Creating a Plugin for Discourse

Discourse Meta

If you want to contribute to Discourse there is the awesome Discourse Meta Community to help you. So in order to avoid starting without any tipps and hints, just create a new post on Discourse Meta and describe your project and ask for hints.

Example Plugin

There are already plugins existing for Discourse. For example we used the dropbox-plugin to understand the structure of a plugin and how it is built. The best way to start is to learn how to install plugins first. There is a great tutorial on that on Discourse Meta as well. You might try that first.

Setting up Github

In order to create your own plugin, you will need to create your own folder inside the discourse/plugins folder and give it a good name. To keep track of your own progress there you can navigate (in the Terminal) into your plugin folder and initialize it as a new github repository with git init and push it to a new github repository. This is also good to share your current code with others. If you want, you can also create branches for working on different issues in your plugin and only commit things to the master that are actually working.

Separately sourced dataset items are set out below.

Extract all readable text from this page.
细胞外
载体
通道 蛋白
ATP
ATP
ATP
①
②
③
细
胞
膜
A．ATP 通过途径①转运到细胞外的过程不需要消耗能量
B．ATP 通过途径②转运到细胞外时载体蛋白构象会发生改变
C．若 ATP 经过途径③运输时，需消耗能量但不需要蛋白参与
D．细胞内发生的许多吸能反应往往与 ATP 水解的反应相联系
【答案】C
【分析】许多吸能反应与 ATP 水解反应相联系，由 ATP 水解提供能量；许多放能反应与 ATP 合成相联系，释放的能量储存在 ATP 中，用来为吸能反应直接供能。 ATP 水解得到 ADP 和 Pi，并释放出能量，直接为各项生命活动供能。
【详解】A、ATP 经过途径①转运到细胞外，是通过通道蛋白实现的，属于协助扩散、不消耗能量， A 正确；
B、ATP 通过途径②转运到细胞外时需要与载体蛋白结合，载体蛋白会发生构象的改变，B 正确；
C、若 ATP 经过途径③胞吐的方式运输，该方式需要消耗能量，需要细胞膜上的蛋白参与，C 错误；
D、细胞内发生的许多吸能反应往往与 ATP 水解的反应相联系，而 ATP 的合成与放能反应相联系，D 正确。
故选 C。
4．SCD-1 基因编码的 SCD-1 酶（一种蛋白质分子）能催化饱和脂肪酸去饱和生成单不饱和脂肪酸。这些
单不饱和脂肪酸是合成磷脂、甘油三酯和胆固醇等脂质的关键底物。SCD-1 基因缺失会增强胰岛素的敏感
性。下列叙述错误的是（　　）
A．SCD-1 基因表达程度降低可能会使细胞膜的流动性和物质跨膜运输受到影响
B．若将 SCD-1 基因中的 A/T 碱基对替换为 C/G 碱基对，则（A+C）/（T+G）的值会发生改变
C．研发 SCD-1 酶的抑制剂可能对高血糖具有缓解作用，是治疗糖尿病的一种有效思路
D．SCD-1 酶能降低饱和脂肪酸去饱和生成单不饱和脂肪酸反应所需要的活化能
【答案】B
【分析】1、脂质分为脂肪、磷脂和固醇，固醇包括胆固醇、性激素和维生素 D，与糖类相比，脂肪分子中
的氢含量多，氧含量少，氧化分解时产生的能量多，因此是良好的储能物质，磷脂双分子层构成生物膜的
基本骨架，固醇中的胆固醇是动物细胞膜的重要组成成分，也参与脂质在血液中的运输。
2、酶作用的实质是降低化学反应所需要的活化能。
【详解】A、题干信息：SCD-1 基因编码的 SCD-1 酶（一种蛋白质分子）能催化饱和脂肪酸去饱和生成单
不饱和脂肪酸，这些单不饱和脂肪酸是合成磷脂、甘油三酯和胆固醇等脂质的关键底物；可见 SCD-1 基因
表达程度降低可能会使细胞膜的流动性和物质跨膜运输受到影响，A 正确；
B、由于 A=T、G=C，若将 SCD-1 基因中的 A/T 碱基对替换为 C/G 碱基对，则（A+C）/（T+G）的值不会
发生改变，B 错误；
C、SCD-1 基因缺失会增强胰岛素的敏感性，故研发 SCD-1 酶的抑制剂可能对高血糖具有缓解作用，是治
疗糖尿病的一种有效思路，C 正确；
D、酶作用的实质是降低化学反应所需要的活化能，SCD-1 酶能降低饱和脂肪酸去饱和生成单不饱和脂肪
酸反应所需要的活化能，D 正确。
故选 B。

The Structure of a Backup Plugin

In Discourse, the Backup is a defined model called backup.rb. Read through it in order to understand how the backup in Discourse actually works. By default Discourse is doing the backup to s3. But there is a hook method inside the class that makes it possible for the plugin to interfere and overwrite the method. We followed Falco's way and did it like the dropbox-plugin by using the method .class_eval on the class Backup. This all happens inside the plugin-folder in a file called plugin.rb.
If you want to know more about how the Discourse app is handling plugins, there is a lot of internal file junlge in Discourse to explore. There are files calles instance.rb and site_setting.rb and many more, that play a role in handling the plugins. 
The actual backup is wrapped in a Job, that we (after Falco) called a synchronizer. The synchronizer is where the actual API code from the provider goes. For us that was Google Drive. In order to make everything work, we first had to understand the API and also install the google_drive gem. After that we also had to install other depending gems, because the discourse-bundler doesn't work inside the plugin. This is a bit of manual work, but it's also neccessary.